Avatar for Javier Villamor

The enlargement of the European Union is now both a “moral duty” and a “geopolitical necessity”, a senior Brussels bureaucrat has claimed.

Speaking at the EU’s Regions Week in the European capital, President of the Committee of the Regions, Portugal’s Vasco Alves Cordeiro, emphasised that the EU must continue to expand if it wants to remain competitive.

“European enlargement is not only a moral duty, it is also a geopolitical necessity and an investment in our future,” he said on October 7.

Alves Cordeiro added that the EU’s Committee of the Regions was playing a key role in this expansion, with the Brussels-Regions relationship being at heart of the EU enlargement process.

The eurocrat cited Ukraine as a major example, saying that there have been “wide-ranging discussions” with Kyiv on how to best enable future entry into the EU.

Enlargement is one of the key topics planned for this year’s Regions Week. A total of nine nations, including Ukraine, plan to join the union of the current 27. That poses a series of challenges and risks to which the Committee of the Regions is presenting itself as their solution.

Commission President Ursula von der Leyen has repeatedly made the claim that the union’s “cohesion policy needs reforms”, and that the EU needs to work to build a single “cohesion policy” to aid its expansion.
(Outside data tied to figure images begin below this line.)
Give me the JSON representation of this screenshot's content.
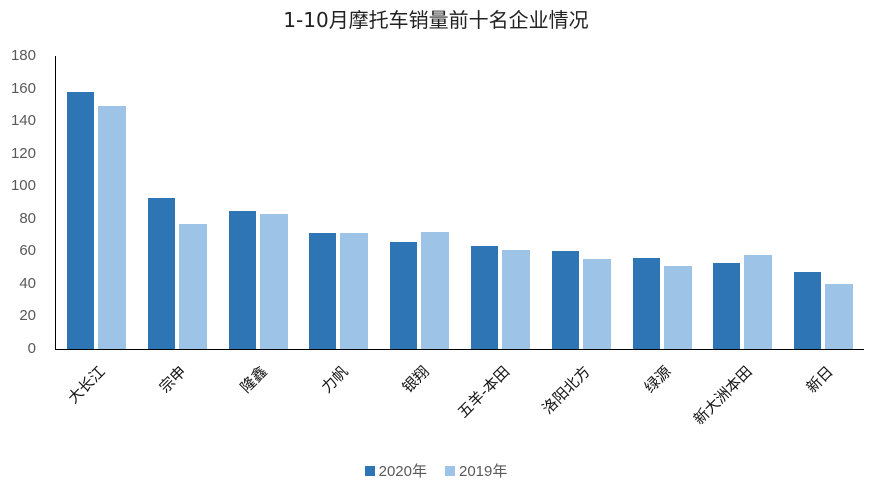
{
  "chart_data": {
    "type": "bar",
    "title": "1-10月摩托车销量前十名企业情况",
    "xlabel": "",
    "ylabel": "",
    "ylim": [
      0,
      180
    ],
    "yticks": [
      0,
      20,
      40,
      60,
      80,
      100,
      120,
      140,
      160,
      180
    ],
    "grid": false,
    "legend_position": "bottom",
    "categories": [
      "大长江",
      "宗申",
      "隆鑫",
      "力帆",
      "银翔",
      "五羊-本田",
      "洛阳北方",
      "绿源",
      "新大洲本田",
      "新日"
    ],
    "series": [
      {
        "name": "2020年",
        "color": "#2E75B6",
        "values": [
          158,
          93,
          85,
          71,
          66,
          63,
          60,
          56,
          53,
          47
        ]
      },
      {
        "name": "2019年",
        "color": "#9DC3E6",
        "values": [
          149,
          77,
          83,
          71,
          72,
          61,
          55,
          51,
          58,
          40
        ]
      }
    ]
  }
}
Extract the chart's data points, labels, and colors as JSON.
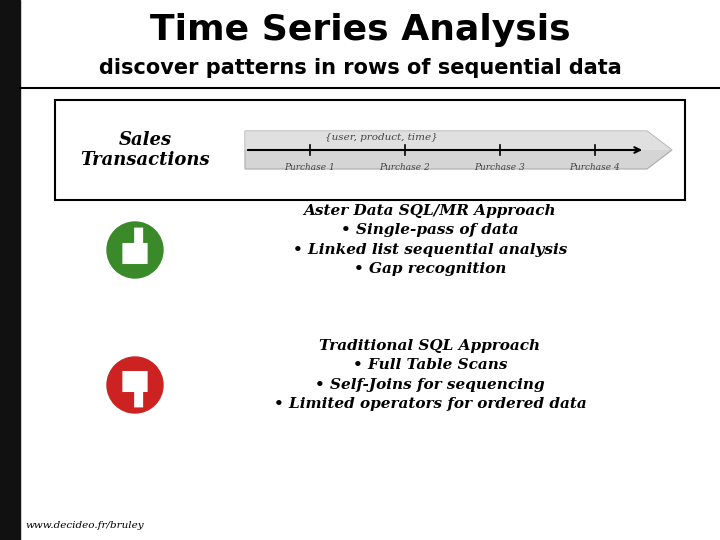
{
  "title": "Time Series Analysis",
  "subtitle": "discover patterns in rows of sequential data",
  "title_fontsize": 26,
  "subtitle_fontsize": 15,
  "bg_color": "#ffffff",
  "header_bar_color": "#111111",
  "left_bar_color": "#111111",
  "box_label": "Sales\nTransactions",
  "arrow_label_top": "{user, product, time}",
  "purchases": [
    "Purchase 1",
    "Purchase 2",
    "Purchase 3",
    "Purchase 4"
  ],
  "good_title": "Aster Data SQL/MR Approach",
  "good_bullets": [
    "• Single-pass of data",
    "• Linked list sequential analysis",
    "• Gap recognition"
  ],
  "bad_title": "Traditional SQL Approach",
  "bad_bullets": [
    "• Full Table Scans",
    "• Self-Joins for sequencing",
    "• Limited operators for ordered data"
  ],
  "footer": "www.decideo.fr/bruley",
  "thumb_up_color": "#3a8a2a",
  "thumb_down_color": "#cc2222",
  "arrow_fill_left": "#c8c8c8",
  "arrow_fill_right": "#e8e8e8",
  "arrow_edge_color": "#999999"
}
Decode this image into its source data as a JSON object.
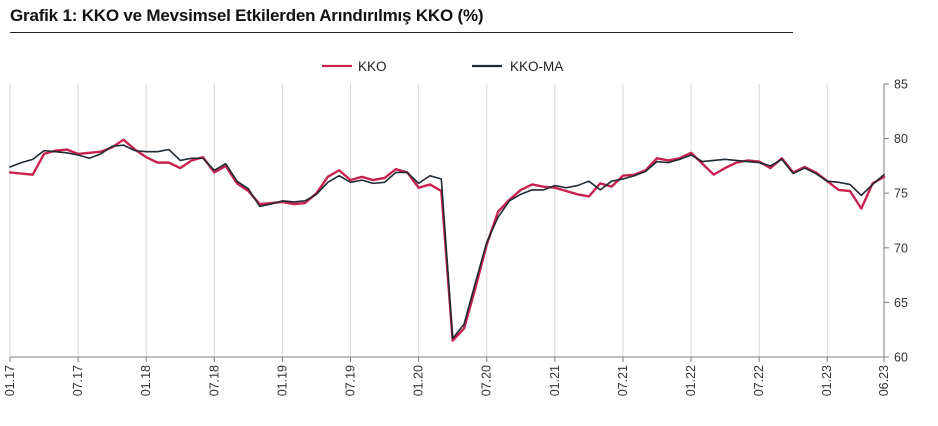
{
  "title": "Grafik 1: KKO ve Mevsimsel Etkilerden Arındırılmış KKO (%)",
  "chart_data": {
    "type": "line",
    "title": "Grafik 1: KKO ve Mevsimsel Etkilerden Arındırılmış KKO (%)",
    "xlabel": "",
    "ylabel": "",
    "ylim": [
      60,
      85
    ],
    "yticks": [
      60,
      65,
      70,
      75,
      80,
      85
    ],
    "x_tick_labels": [
      "01.17",
      "07.17",
      "01.18",
      "07.18",
      "01.19",
      "07.19",
      "01.20",
      "07.20",
      "01.21",
      "07.21",
      "01.22",
      "07.22",
      "01.23",
      "06.23"
    ],
    "x": [
      "01.17",
      "02.17",
      "03.17",
      "04.17",
      "05.17",
      "06.17",
      "07.17",
      "08.17",
      "09.17",
      "10.17",
      "11.17",
      "12.17",
      "01.18",
      "02.18",
      "03.18",
      "04.18",
      "05.18",
      "06.18",
      "07.18",
      "08.18",
      "09.18",
      "10.18",
      "11.18",
      "12.18",
      "01.19",
      "02.19",
      "03.19",
      "04.19",
      "05.19",
      "06.19",
      "07.19",
      "08.19",
      "09.19",
      "10.19",
      "11.19",
      "12.19",
      "01.20",
      "02.20",
      "03.20",
      "04.20",
      "05.20",
      "06.20",
      "07.20",
      "08.20",
      "09.20",
      "10.20",
      "11.20",
      "12.20",
      "01.21",
      "02.21",
      "03.21",
      "04.21",
      "05.21",
      "06.21",
      "07.21",
      "08.21",
      "09.21",
      "10.21",
      "11.21",
      "12.21",
      "01.22",
      "02.22",
      "03.22",
      "04.22",
      "05.22",
      "06.22",
      "07.22",
      "08.22",
      "09.22",
      "10.22",
      "11.22",
      "12.22",
      "01.23",
      "02.23",
      "03.23",
      "04.23",
      "05.23",
      "06.23"
    ],
    "grid": "vertical",
    "legend_position": "top-center",
    "series": [
      {
        "name": "KKO",
        "color": "#c8234f",
        "values": [
          76.9,
          76.8,
          76.7,
          78.6,
          78.9,
          79.0,
          78.6,
          78.7,
          78.8,
          79.2,
          79.9,
          79.0,
          78.3,
          77.8,
          77.8,
          77.3,
          78.0,
          78.3,
          76.9,
          77.5,
          75.9,
          75.2,
          74.0,
          74.1,
          74.2,
          74.0,
          74.1,
          75.0,
          76.5,
          77.1,
          76.2,
          76.5,
          76.2,
          76.4,
          77.2,
          76.9,
          75.5,
          75.8,
          75.2,
          61.5,
          62.6,
          66.3,
          70.3,
          73.3,
          74.4,
          75.3,
          75.8,
          75.6,
          75.5,
          75.2,
          74.9,
          74.7,
          75.9,
          75.6,
          76.6,
          76.7,
          77.1,
          78.2,
          78.0,
          78.2,
          78.7,
          77.7,
          76.7,
          77.3,
          77.8,
          78.0,
          77.9,
          77.3,
          78.2,
          76.9,
          77.4,
          76.9,
          76.1,
          75.3,
          75.2,
          73.6,
          75.9,
          76.5
        ]
      },
      {
        "name": "KKO-MA",
        "color": "#1f2a33",
        "values": [
          77.4,
          77.8,
          78.1,
          78.9,
          78.8,
          78.7,
          78.5,
          78.2,
          78.6,
          79.3,
          79.4,
          78.9,
          78.8,
          78.8,
          79.0,
          78.0,
          78.2,
          78.2,
          77.1,
          77.7,
          76.1,
          75.4,
          73.8,
          74.0,
          74.3,
          74.2,
          74.3,
          74.9,
          76.0,
          76.6,
          76.0,
          76.2,
          75.9,
          76.0,
          76.9,
          76.9,
          75.9,
          76.6,
          76.3,
          61.7,
          63.0,
          66.8,
          70.5,
          72.8,
          74.3,
          74.9,
          75.3,
          75.3,
          75.7,
          75.5,
          75.7,
          76.1,
          75.3,
          76.1,
          76.3,
          76.6,
          77.0,
          77.9,
          77.8,
          78.1,
          78.5,
          77.9,
          78.0,
          78.1,
          78.0,
          77.9,
          77.8,
          77.5,
          78.1,
          76.8,
          77.3,
          76.8,
          76.1,
          76.0,
          75.8,
          74.8,
          75.8,
          76.7
        ]
      }
    ]
  }
}
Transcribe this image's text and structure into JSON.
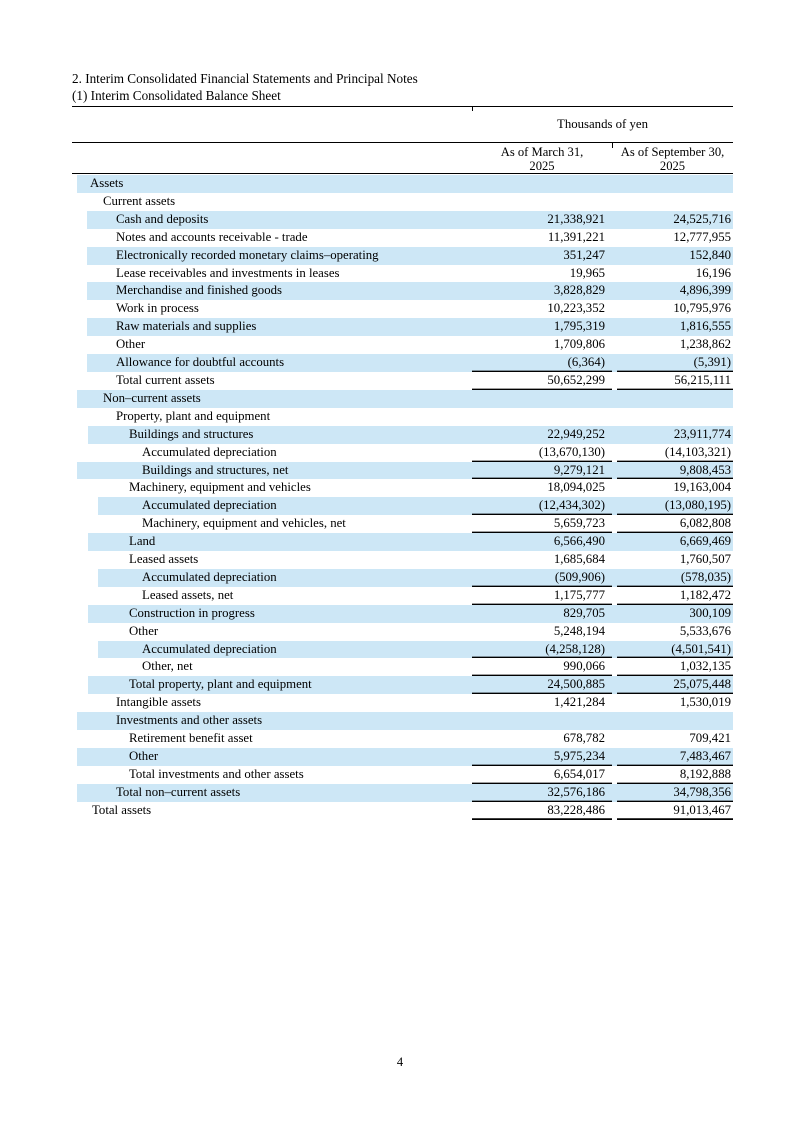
{
  "header": {
    "title_line1": "2. Interim Consolidated Financial Statements and Principal Notes",
    "title_line2": "(1) Interim Consolidated Balance Sheet",
    "unit_label": "Thousands of yen"
  },
  "colors": {
    "highlight": "#CDE7F6"
  },
  "footer": {
    "page_number": "4"
  },
  "table": {
    "columns": [
      {
        "line1": "As of March 31,",
        "line2": "2025"
      },
      {
        "line1": "As of September 30,",
        "line2": "2025"
      }
    ],
    "rows": [
      {
        "label": "Assets",
        "lvl": 1,
        "v1": "",
        "v2": "",
        "hl": true,
        "bb": false
      },
      {
        "label": "Current assets",
        "lvl": 2,
        "v1": "",
        "v2": "",
        "hl": false,
        "bb": false
      },
      {
        "label": "Cash and deposits",
        "lvl": 3,
        "v1": "21,338,921",
        "v2": "24,525,716",
        "hl": true,
        "bb": false
      },
      {
        "label": "Notes and accounts receivable - trade",
        "lvl": 3,
        "v1": "11,391,221",
        "v2": "12,777,955",
        "hl": false,
        "bb": false
      },
      {
        "label": "Electronically recorded monetary claims–operating",
        "lvl": 3,
        "v1": "351,247",
        "v2": "152,840",
        "hl": true,
        "bb": false
      },
      {
        "label": "Lease receivables and investments in leases",
        "lvl": 3,
        "v1": "19,965",
        "v2": "16,196",
        "hl": false,
        "bb": false
      },
      {
        "label": "Merchandise and finished goods",
        "lvl": 3,
        "v1": "3,828,829",
        "v2": "4,896,399",
        "hl": true,
        "bb": false
      },
      {
        "label": "Work in process",
        "lvl": 3,
        "v1": "10,223,352",
        "v2": "10,795,976",
        "hl": false,
        "bb": false
      },
      {
        "label": "Raw materials and supplies",
        "lvl": 3,
        "v1": "1,795,319",
        "v2": "1,816,555",
        "hl": true,
        "bb": false
      },
      {
        "label": "Other",
        "lvl": 3,
        "v1": "1,709,806",
        "v2": "1,238,862",
        "hl": false,
        "bb": false
      },
      {
        "label": "Allowance for doubtful accounts",
        "lvl": 3,
        "v1": "(6,364)",
        "v2": "(5,391)",
        "hl": true,
        "bb": true
      },
      {
        "label": "Total current assets",
        "lvl": 3,
        "v1": "50,652,299",
        "v2": "56,215,111",
        "hl": false,
        "bb": true
      },
      {
        "label": "Non–current assets",
        "lvl": 2,
        "v1": "",
        "v2": "",
        "hl": true,
        "bb": false
      },
      {
        "label": "Property, plant and equipment",
        "lvl": 3,
        "v1": "",
        "v2": "",
        "hl": false,
        "bb": false
      },
      {
        "label": "Buildings and structures",
        "lvl": 4,
        "v1": "22,949,252",
        "v2": "23,911,774",
        "hl": true,
        "bb": false
      },
      {
        "label": "Accumulated depreciation",
        "lvl": 5,
        "v1": "(13,670,130)",
        "v2": "(14,103,321)",
        "hl": false,
        "bb": true
      },
      {
        "label": "Buildings and structures, net",
        "lvl": 5,
        "v1": "9,279,121",
        "v2": "9,808,453",
        "hl": true,
        "bb": true,
        "band_full": true
      },
      {
        "label": "Machinery, equipment and vehicles",
        "lvl": 4,
        "v1": "18,094,025",
        "v2": "19,163,004",
        "hl": false,
        "bb": false
      },
      {
        "label": "Accumulated depreciation",
        "lvl": 5,
        "v1": "(12,434,302)",
        "v2": "(13,080,195)",
        "hl": true,
        "bb": true
      },
      {
        "label": "Machinery, equipment and vehicles, net",
        "lvl": 5,
        "v1": "5,659,723",
        "v2": "6,082,808",
        "hl": false,
        "bb": true
      },
      {
        "label": "Land",
        "lvl": 4,
        "v1": "6,566,490",
        "v2": "6,669,469",
        "hl": true,
        "bb": false
      },
      {
        "label": "Leased assets",
        "lvl": 4,
        "v1": "1,685,684",
        "v2": "1,760,507",
        "hl": false,
        "bb": false
      },
      {
        "label": "Accumulated depreciation",
        "lvl": 5,
        "v1": "(509,906)",
        "v2": "(578,035)",
        "hl": true,
        "bb": true
      },
      {
        "label": "Leased assets, net",
        "lvl": 5,
        "v1": "1,175,777",
        "v2": "1,182,472",
        "hl": false,
        "bb": true
      },
      {
        "label": "Construction in progress",
        "lvl": 4,
        "v1": "829,705",
        "v2": "300,109",
        "hl": true,
        "bb": false
      },
      {
        "label": "Other",
        "lvl": 4,
        "v1": "5,248,194",
        "v2": "5,533,676",
        "hl": false,
        "bb": false
      },
      {
        "label": "Accumulated depreciation",
        "lvl": 5,
        "v1": "(4,258,128)",
        "v2": "(4,501,541)",
        "hl": true,
        "bb": true
      },
      {
        "label": "Other, net",
        "lvl": 5,
        "v1": "990,066",
        "v2": "1,032,135",
        "hl": false,
        "bb": true
      },
      {
        "label": "Total property, plant and equipment",
        "lvl": 4,
        "v1": "24,500,885",
        "v2": "25,075,448",
        "hl": true,
        "bb": true
      },
      {
        "label": "Intangible assets",
        "lvl": 3,
        "v1": "1,421,284",
        "v2": "1,530,019",
        "hl": false,
        "bb": false
      },
      {
        "label": "Investments and other assets",
        "lvl": 3,
        "v1": "",
        "v2": "",
        "hl": true,
        "bb": false,
        "band_full": true
      },
      {
        "label": "Retirement benefit asset",
        "lvl": 4,
        "v1": "678,782",
        "v2": "709,421",
        "hl": false,
        "bb": false
      },
      {
        "label": "Other",
        "lvl": 4,
        "v1": "5,975,234",
        "v2": "7,483,467",
        "hl": true,
        "bb": true,
        "band_full": true
      },
      {
        "label": "Total investments and other assets",
        "lvl": 4,
        "v1": "6,654,017",
        "v2": "8,192,888",
        "hl": false,
        "bb": true
      },
      {
        "label": "Total non–current assets",
        "lvl": 3,
        "v1": "32,576,186",
        "v2": "34,798,356",
        "hl": true,
        "bb": true,
        "band_full": true
      },
      {
        "label": "Total assets",
        "lvl": 2,
        "v1": "83,228,486",
        "v2": "91,013,467",
        "hl": false,
        "bb": true,
        "thick": true,
        "indent": 20
      }
    ]
  }
}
Also speaking at the event was the EU Commissioner for Cohesion and Reform, Elisa Ferreira, who focused on the importance of regional development to avoid “the brain drain from less prosperous regions”.

She believes that “mechanisms must be sought to promote talent” because “82 regions are being emptied of young people”.

“We have to start talking about the right to stay and not just the right to move,” she said.

According to official data, the number of European citizens in less developed regions decreased from 25 per cent in 2000 to 5 per cent in 2024.

“There are regions that have difficulty adapting to the new world,” she added.

That new world for Brussels, according to the Commissioner, is “a green and digital future in which competition between regions is encouraged to improve our development” because “the European Union is not a finished project, but is under construction”.

In response to questions about what to expect from the inclusion of war-torn Ukraine, no specifics were provided.